Наш начальник края принадлежит к так называемой старой школе. Он управляет с прохладою, любит поесть, попить и поврать с барынями, о самоуправлении же не имеет никакого понятия. Зато чиновники боготворят его, зато помещики беспрестанно зовут его к себе откушать, зато откупщик устрояет в честь его обжорные торжества и говорит на них благодарственные спичи, в которых сравнивает его с Минервою; зато землетрясения ни временного, ни постоянного у нас нет и не бывало. Зато он приехал к нам на губернию худенький и мизерненький (словно кошка, у которой от голода шерсть вылезла), а в два года отъелся так, что сделался совершенной кубышечкой, и только последние моральные потрясения возвратили его к первоначальной худобе и мизерности.
На днях как-то губернаторша, по старой привычке, обратилась к мужу с обычным вопросом относительно устройства какого-либо увеселения.
— Губернатор! — сказала она, — ты забываешь, душа моя, что откупщик уж третий месяц ничего не делает!
— Мож… — отвечал было губернатор, но потом спохватился и, махнув рукою, прибавил очень решительно: — Нельзя!
— C’est inconcevable![92] — сказала губернаторша.
— Чего тут «inconcevable»! — запальчиво возразил губернатор, — ты знаешь ли, сударыня, что за нами с тобой нынче тысячи глаз наблюдают?
В это время маленький Володя (сынок их превосходительств) навел на maman свое зеркальце (на детском языке это называется «устроить зайчика»), и отражение света на минуту ослепило глаза ее. Губернаторша подумала, что это смотрят те самые тысячи глаз, о которых только что упомянул губернатор.
— Во всяком случае, хоть нам самим, да следует что-нибудь устроить! — сказала она, — ведь это невозможно! Agla? и Cl?op?tre (pauvres petites![93]) совсем никаких развлечений не имеют!
— Я сам об этом… да! надо положить конец этим распрям, надо соединить обе партии! — пробормотал губернатор, как бы обдумывая нечто грандиозное.
— Ну, вот и прекрасно! Кстати же мы так давно не доставляли никаких удовольствий обществу!

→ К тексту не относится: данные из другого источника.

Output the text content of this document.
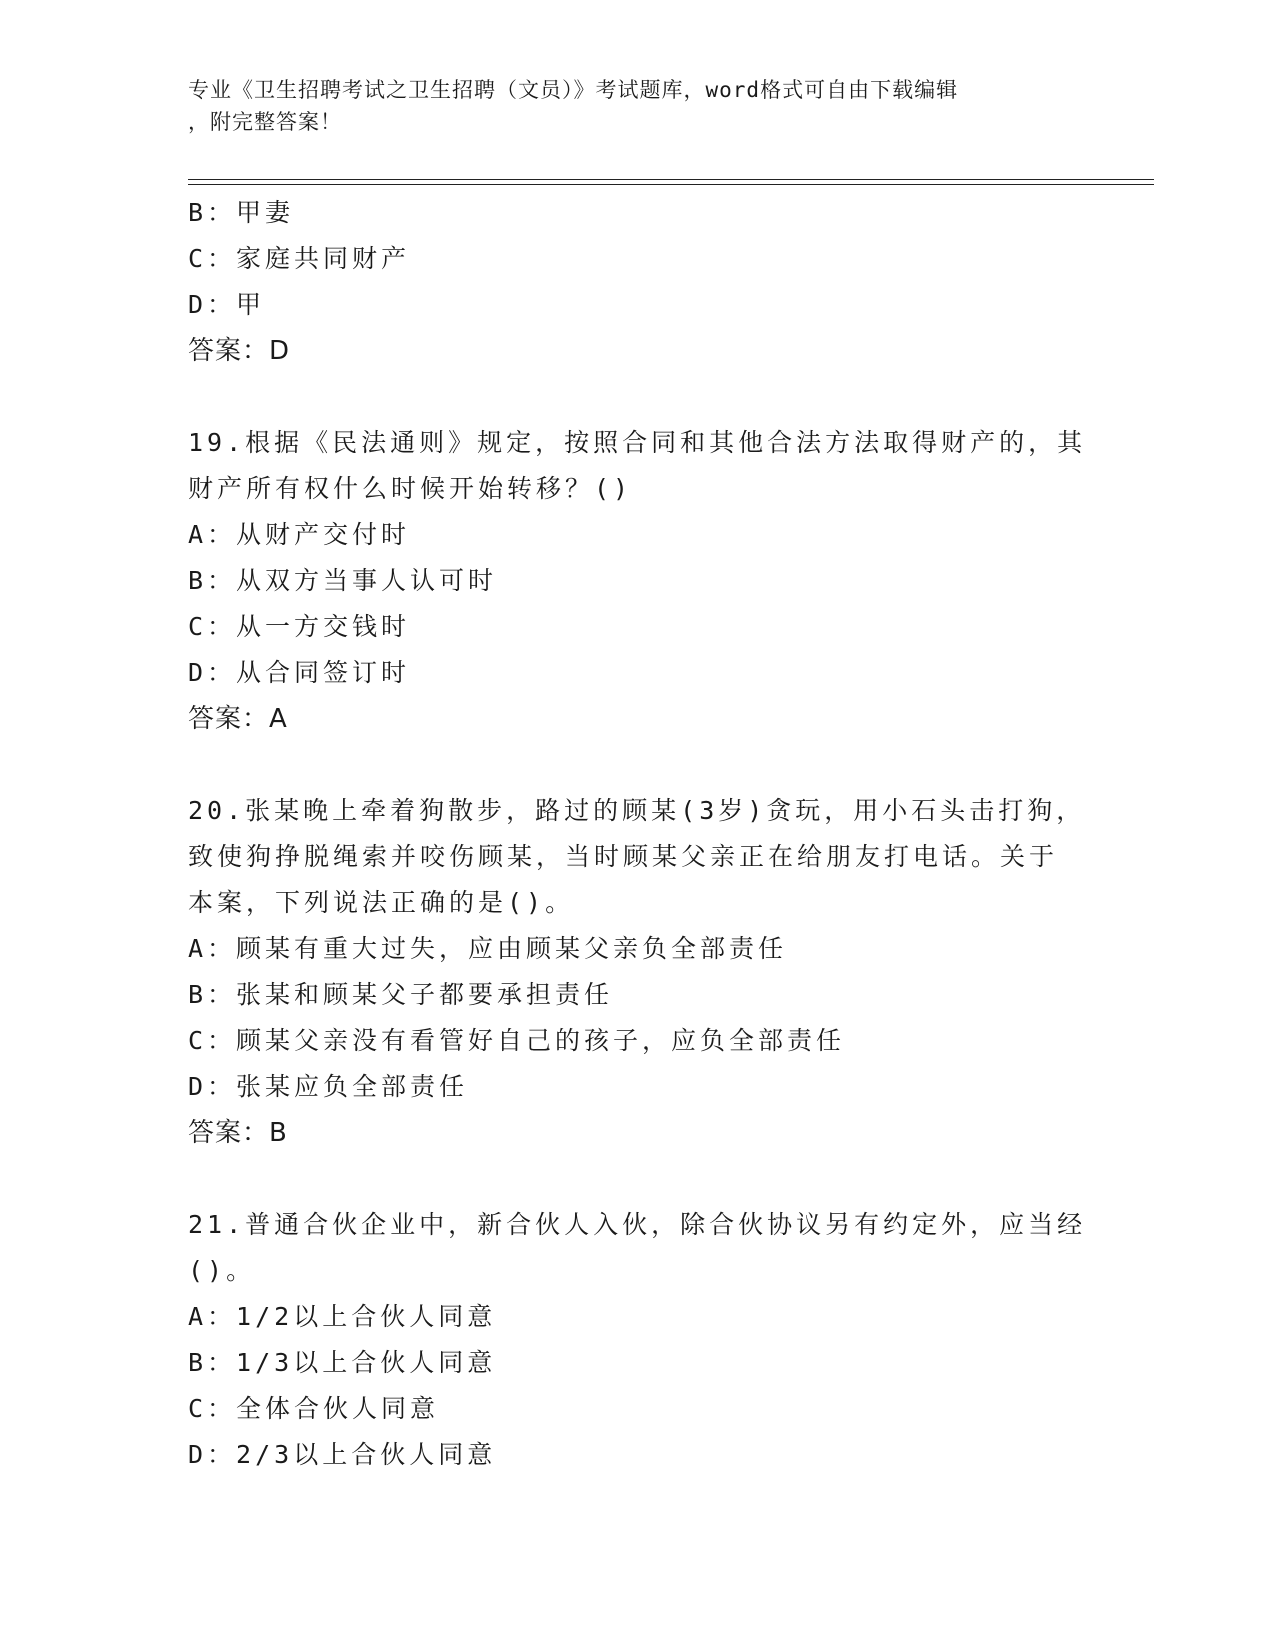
专业《卫生招聘考试之卫生招聘（文员）》考试题库，word格式可自由下载编辑
，附完整答案！
B：甲妻
C：家庭共同财产
D：甲
答案：D
19.根据《民法通则》规定，按照合同和其他合法方法取得财产的，其
财产所有权什么时候开始转移？()
A：从财产交付时
B：从双方当事人认可时
C：从一方交钱时
D：从合同签订时
答案：A
20.张某晚上牵着狗散步，路过的顾某(3岁)贪玩，用小石头击打狗，
致使狗挣脱绳索并咬伤顾某，当时顾某父亲正在给朋友打电话。关于
本案，下列说法正确的是()。
A：顾某有重大过失，应由顾某父亲负全部责任
B：张某和顾某父子都要承担责任
C：顾某父亲没有看管好自己的孩子，应负全部责任
D：张某应负全部责任
答案：B
21.普通合伙企业中，新合伙人入伙，除合伙协议另有约定外，应当经
()。
A：1/2以上合伙人同意
B：1/3以上合伙人同意
C：全体合伙人同意
D：2/3以上合伙人同意
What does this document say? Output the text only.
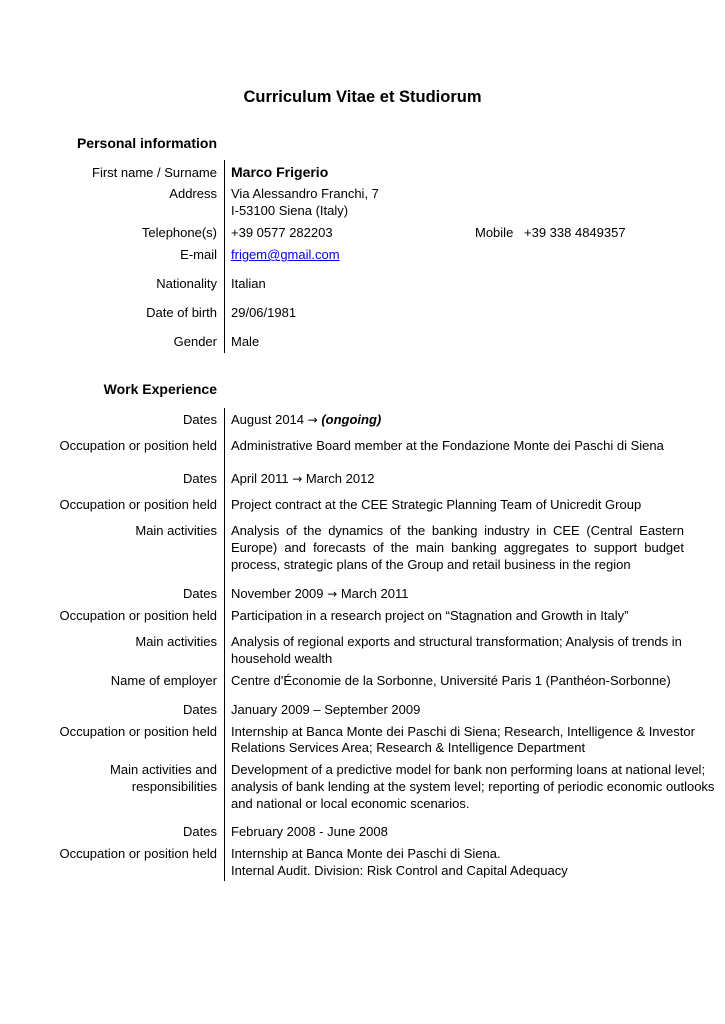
Curriculum Vitae et Studiorum
Personal information
First name / Surname Marco Frigerio
Address Via Alessandro Franchi, 7
I-53100 Siena (Italy)
Telephone(s) +39 0577 282203	Mobile +39 338 4849357
E-mail frigem@gmail.com
Nationality Italian
Date of birth 29/06/1981
Gender Male
Work Experience
Dates August 2014 → (ongoing)
Occupation or position held Administrative Board member at the Fondazione Monte dei Paschi di Siena
Dates April 2011 → March 2012
Occupation or position held Project contract at the CEE Strategic Planning Team of Unicredit Group
Main activities Analysis of the dynamics of the banking industry in CEE (Central Eastern Europe) and forecasts of the main banking aggregates to support budget process, strategic plans of the Group and retail business in the region
Dates November 2009 → March 2011
Occupation or position held Participation in a research project on “Stagnation and Growth in Italy”
Main activities Analysis of regional exports and structural transformation; Analysis of trends in
household wealth
Name of employer Centre d'Économie de la Sorbonne, Université Paris 1 (Panthéon-Sorbonne)
Dates January 2009 – September 2009
Occupation or position held Internship at Banca Monte dei Paschi di Siena; Research, Intelligence & Investor
Relations Services Area; Research & Intelligence Department
Main activities and
responsibilities
Development of a predictive model for bank non performing loans at national level;
analysis of bank lending at the system level; reporting of periodic economic outlooks
and national or local economic scenarios.
Dates February 2008 - June 2008
Occupation or position held Internship at Banca Monte dei Paschi di Siena.
Internal Audit. Division: Risk Control and Capital Adequacy
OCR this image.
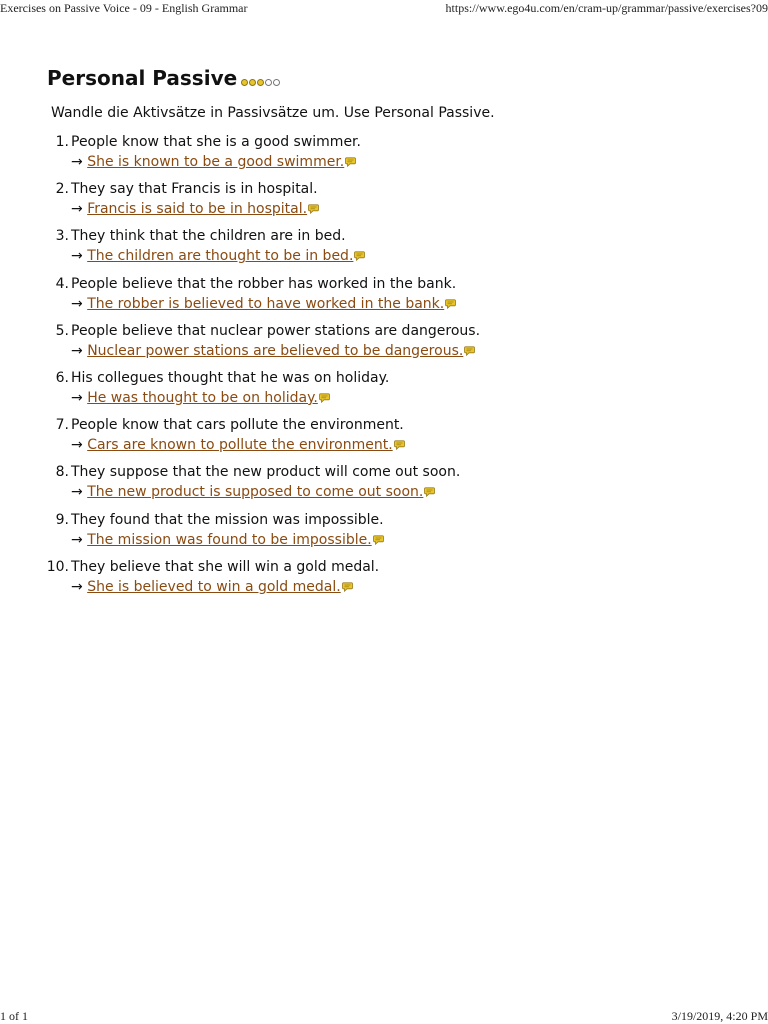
Exercises on Passive Voice - 09 - English Grammar	https://www.ego4u.com/en/cram-up/grammar/passive/exercises?09
Personal Passive
Wandle die Aktivsätze in Passivsätze um. Use Personal Passive.
1. People know that she is a good swimmer.
→ She is known to be a good swimmer.
2. They say that Francis is in hospital.
→ Francis is said to be in hospital.
3. They think that the children are in bed.
→ The children are thought to be in bed.
4. People believe that the robber has worked in the bank.
→ The robber is believed to have worked in the bank.
5. People believe that nuclear power stations are dangerous.
→ Nuclear power stations are believed to be dangerous.
6. His collegues thought that he was on holiday.
→ He was thought to be on holiday.
7. People know that cars pollute the environment.
→ Cars are known to pollute the environment.
8. They suppose that the new product will come out soon.
→ The new product is supposed to come out soon.
9. They found that the mission was impossible.
→ The mission was found to be impossible.
10. They believe that she will win a gold medal.
→ She is believed to win a gold medal.
1 of 1	3/19/2019, 4:20 PM
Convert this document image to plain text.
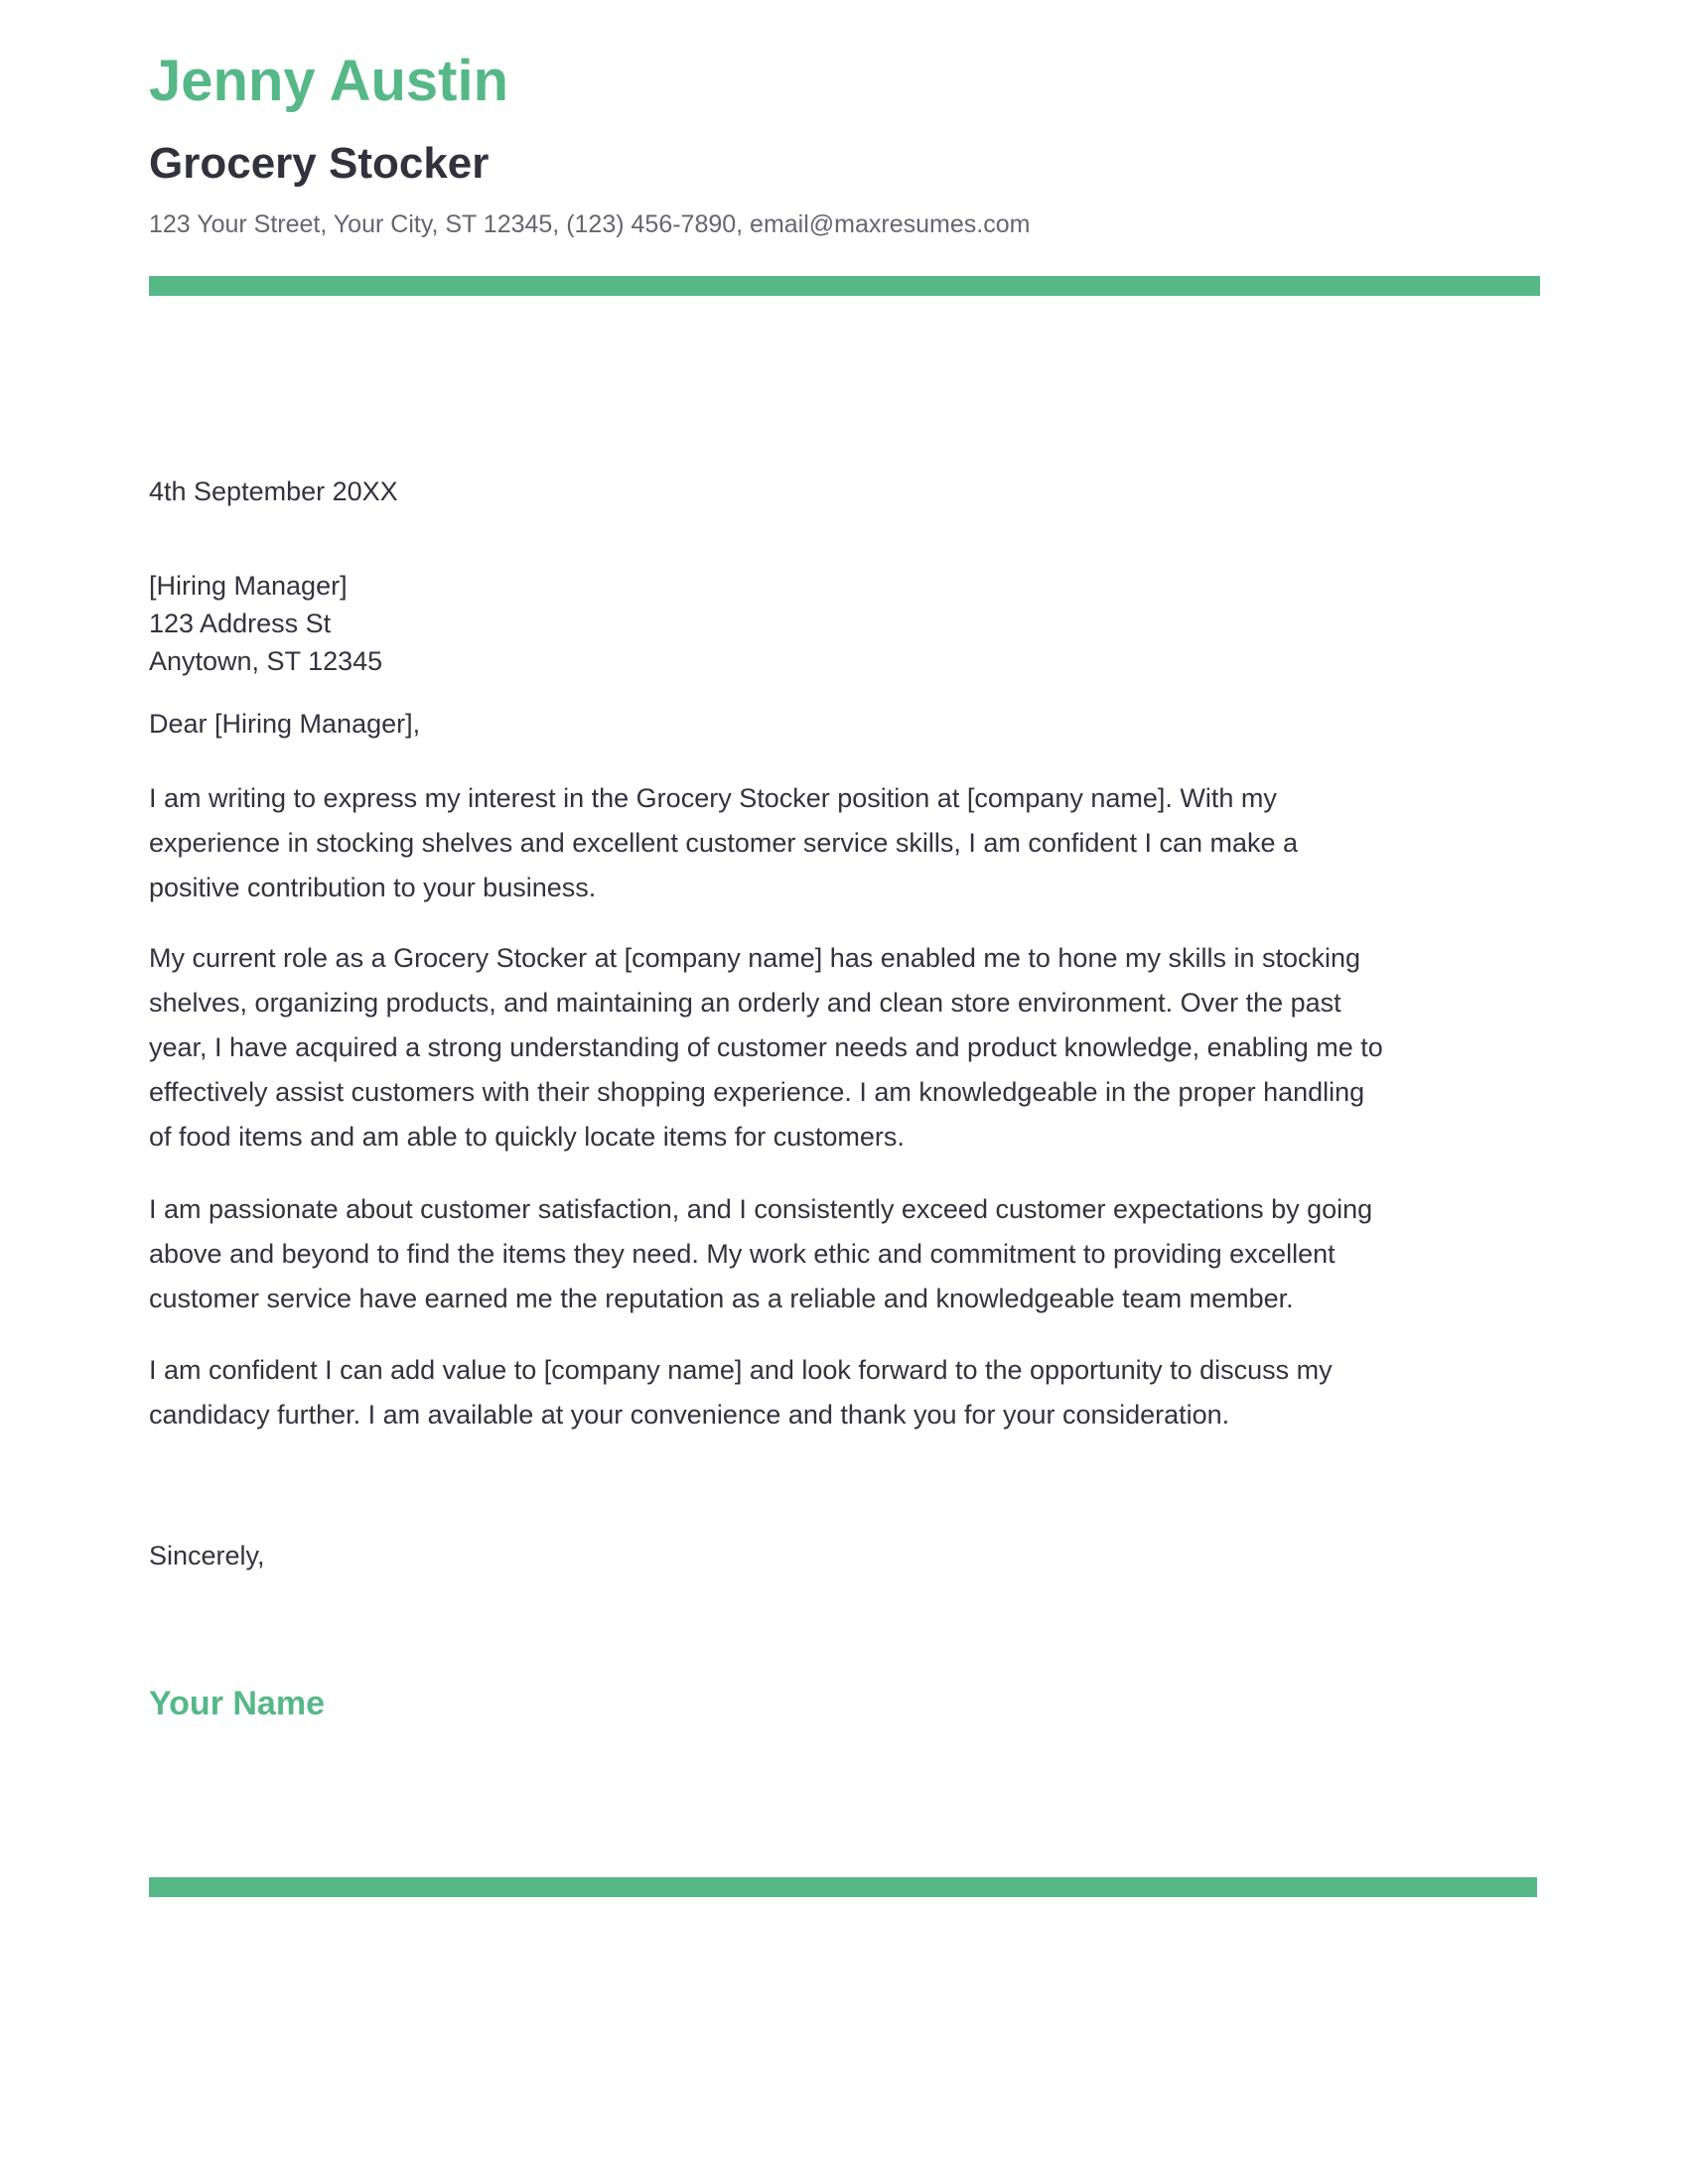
Jenny Austin
Grocery Stocker
123 Your Street, Your City, ST 12345, (123) 456-7890, email@maxresumes.com
4th September 20XX
[Hiring Manager]
123 Address St
Anytown, ST 12345
Dear [Hiring Manager],
I am writing to express my interest in the Grocery Stocker position at [company name]. With my
experience in stocking shelves and excellent customer service skills, I am confident I can make a
positive contribution to your business.
My current role as a Grocery Stocker at [company name] has enabled me to hone my skills in stocking
shelves, organizing products, and maintaining an orderly and clean store environment. Over the past
year, I have acquired a strong understanding of customer needs and product knowledge, enabling me to
effectively assist customers with their shopping experience. I am knowledgeable in the proper handling
of food items and am able to quickly locate items for customers.
I am passionate about customer satisfaction, and I consistently exceed customer expectations by going
above and beyond to find the items they need. My work ethic and commitment to providing excellent
customer service have earned me the reputation as a reliable and knowledgeable team member.
I am confident I can add value to [company name] and look forward to the opportunity to discuss my
candidacy further. I am available at your convenience and thank you for your consideration.
Sincerely,
Your Name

Слово «партия» не ново в провинции, но значение его на наших уже глазах совершенно изменилось. В прежние времена у нас обыкновенно свирепствовали две партии: старого предводителя дворянства и нового предводителя дворянства. Обе партии исключительно занимались тем, что объедали и опивали своих патронов и бушевали на выборах, кладя им шары направо, поднося им шары на блюде и вообще оказывая самые разнообразные знаки верноподданнической преданности. Тут борьба не имела никакого политического оттенка, тут дело шло единственно о том, кто кого перекормит. И, господи! что за обеды проистекали из этого благородного соревнования! Петр Петрович шесть недель спаивает с круга какого-то благорожденного теленка, холит и ублажает некоторую необычайную свинью; белые как снег поросята визжат и мятутся от желудочных болей, следствия неслыханного обжорства… Партия Петра Петровича притаила дыхание, взирая на эти приготовления, и заботится только о том, чтоб Иван Яковлевич как-нибудь не прознал об них и не успел отразить удар чем-нибудь в том же роде. Но Иван Яковлевич тоже не промах; с помощью преданных ему клевретов он зорко следит за своим противником, и в то время, как тот торжествует мысленно победу, он наносит ему удар в самое сердце, посылая в Москву за такою провизией, о которой мудрецам глуповеким и во сне не снилось.
— Фазанов! фазанов! фазанов! — кричит он восторженно и от нетерпения даже подпрыгивает.
И вот через какой-нибудь день после обеда у Петра Петровича, где гости до оглупения объедались неслыханными колбасами и чудодейственною телятиной, устраивается обед у Ивана Яковлевича, где гостям предлагают фазанов и тончайшее вино в бутылках с золотыми ярлыками… Чудное время! где ты?
Мы, предержащие власти, а также те из благоразумных людей, которые находили для себя выгодным равно уважать и Петра Петровича, и Ивана Яковлевича, — мы с одинаковым рвением ели и у того и у другого. Мы ели и радовались, что в отечестве нашем процветает гостеприимство, что в отечестве нашем откармливаются неслыханные свиньи и что это-не мешает фазанам населять отечественные леса. Души наши ничем не возмущались, ибо мы были сыты; сердца наши стучали в груди ровно, ибо мы были пьяны: понятно, какое благотворное влияние оказывало это обстоятельство на дела.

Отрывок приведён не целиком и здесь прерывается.